Writing the body of an essay is the most demanding stage that requires both time and efforts. In fact, the body of an essay is the part where you guide the reader through your ideas to elaborate the arguments and evidence for your thesis. It is often more than one paragraph.

Someone typing on MacBook

Drafting the body is another complex task that necessitates some steps. First, you need to outline your ideas or rather identify what you want to say and in what order. Second, write your main ideas down on paper, and this will be your first draft. Finally, re-draft your ideas to clarify your arguments and make sure everything fits together.

Outline the Main Ideas

Before drafting, it is very helpful to sketch out the main points you want to address. This rough outline won’t only list your ideas, but also identify the order you’ll make them in. Undoubtedly, this will help you see how each section relates to the remaining parts of the essay.

Yet, mind that the outline is not set in stone, and thus, you may change the organization if necessary. You need to remember that working on the essay structure starts before the act of writing, and it continues as you write. It goes on even after you’ve finished writing the first draft.

Start Drafting

Mapping out some ideas is just an initial stage, but it is vital as it helps turn these rough ideas into workable arguments. This is the first draft where you can add detail to those arguments and get a sense of what the final product will look like.

Order is not necessary

Drafting means that everything is liable to change, and that gives a sense of flexibility to start wherever you want. The introduction is the final section to write for many writers. Other body paragraphs can be developed separately. It is advisable to start writing your essay where it seems most natural for you.

For many students, starting with the easiest section can save them time. Many others prefer to get the most difficult section out of their way first. Again, locate what material you need to clarify effortlessly and consider beginning there.
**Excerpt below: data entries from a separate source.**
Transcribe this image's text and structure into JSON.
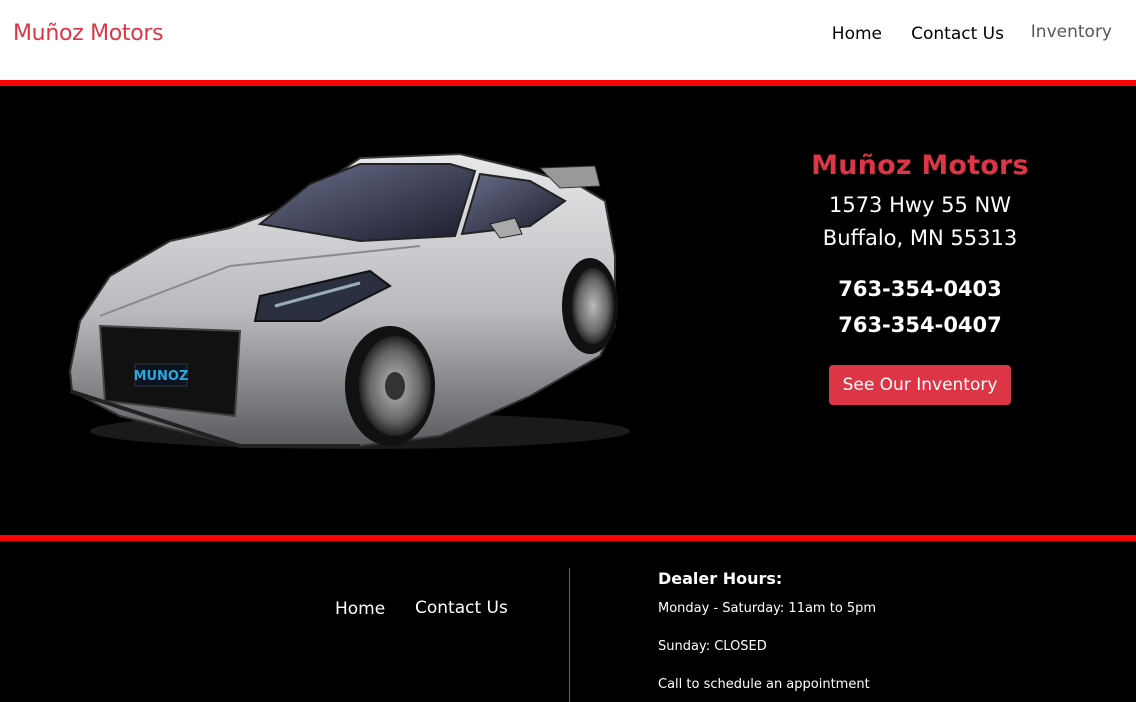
{
  "navbar": {
    "brand": "Muñoz Motors",
    "links": [
      "Home",
      "Contact Us",
      "Inventory"
    ]
  },
  "hero": {
    "title": "Muñoz Motors",
    "address_line1": "1573 Hwy 55 NW",
    "address_line2": "Buffalo, MN 55313",
    "phone1": "763-354-0403",
    "phone2": "763-354-0407",
    "cta": "See Our Inventory",
    "plate": "MUNOZ"
  },
  "footer": {
    "links": [
      "Home",
      "Contact Us"
    ],
    "hours_title": "Dealer Hours:",
    "hours": [
      "Monday - Saturday: 11am to 5pm",
      "Sunday: CLOSED",
      "Call to schedule an appointment"
    ]
  },
  "colors": {
    "accent": "#dc3545",
    "stripe": "#ff0000",
    "background": "#000000"
  }
}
A pen and a copybook for writing

One idea per each paragraph

Each paragraph should only address one idea, which has to be liable to be developed. Supporting the central idea means giving evidence, explanation, and arguments that need to be consistent to that idea. At the start of each paragraph, try to express the point clearly and simply. Then try to expand on the topic sentence in the rest of the paragraph.

Be ready or flexible for changes

It happens to go through ideas or words thirst. As you write, you may not like the organization your ideas are ordered. You may also become less confident about your ideas. Yet, there is no room for giving up on them. Be ready to adopt changes, abandon sections if you realize they don’t make sense. It is possible to come up with new thoughts which you could not think of when preparing or outlining your ideas.

Note these ideas down and incorporate them into the essay if there’s a logical place for them. The main thing is to keep going. Move on to another part of the essay if you are stuck on one section.

 Don’t Cross out content

Again, you may not like a section of your essay if not the whole essay, don’t think to scrap it in fit of rage! If you see that some ideas don’t fit in, you can paste them into a separate document. The point here is that you have to keep what you have produced so far, even if you don’t plan on using it. As you write, you may discover that it fits in another place or it inspires new ideas that you can use later.

 Never try to be perfect

Writing your first draft means that nothing is final. Thus, you have to slow down to get things done perfectly. Now, your work is to get ideas down and amend them later. If you’re unsatisfied with a word, sentence, or argument, flag it in the draft and revisit it later.

It is important to know that your draft is liable to change. You know now which sections and paragraphs work and which might need to be revised. It doesn’t make sense to spend time changing something you might later cross out.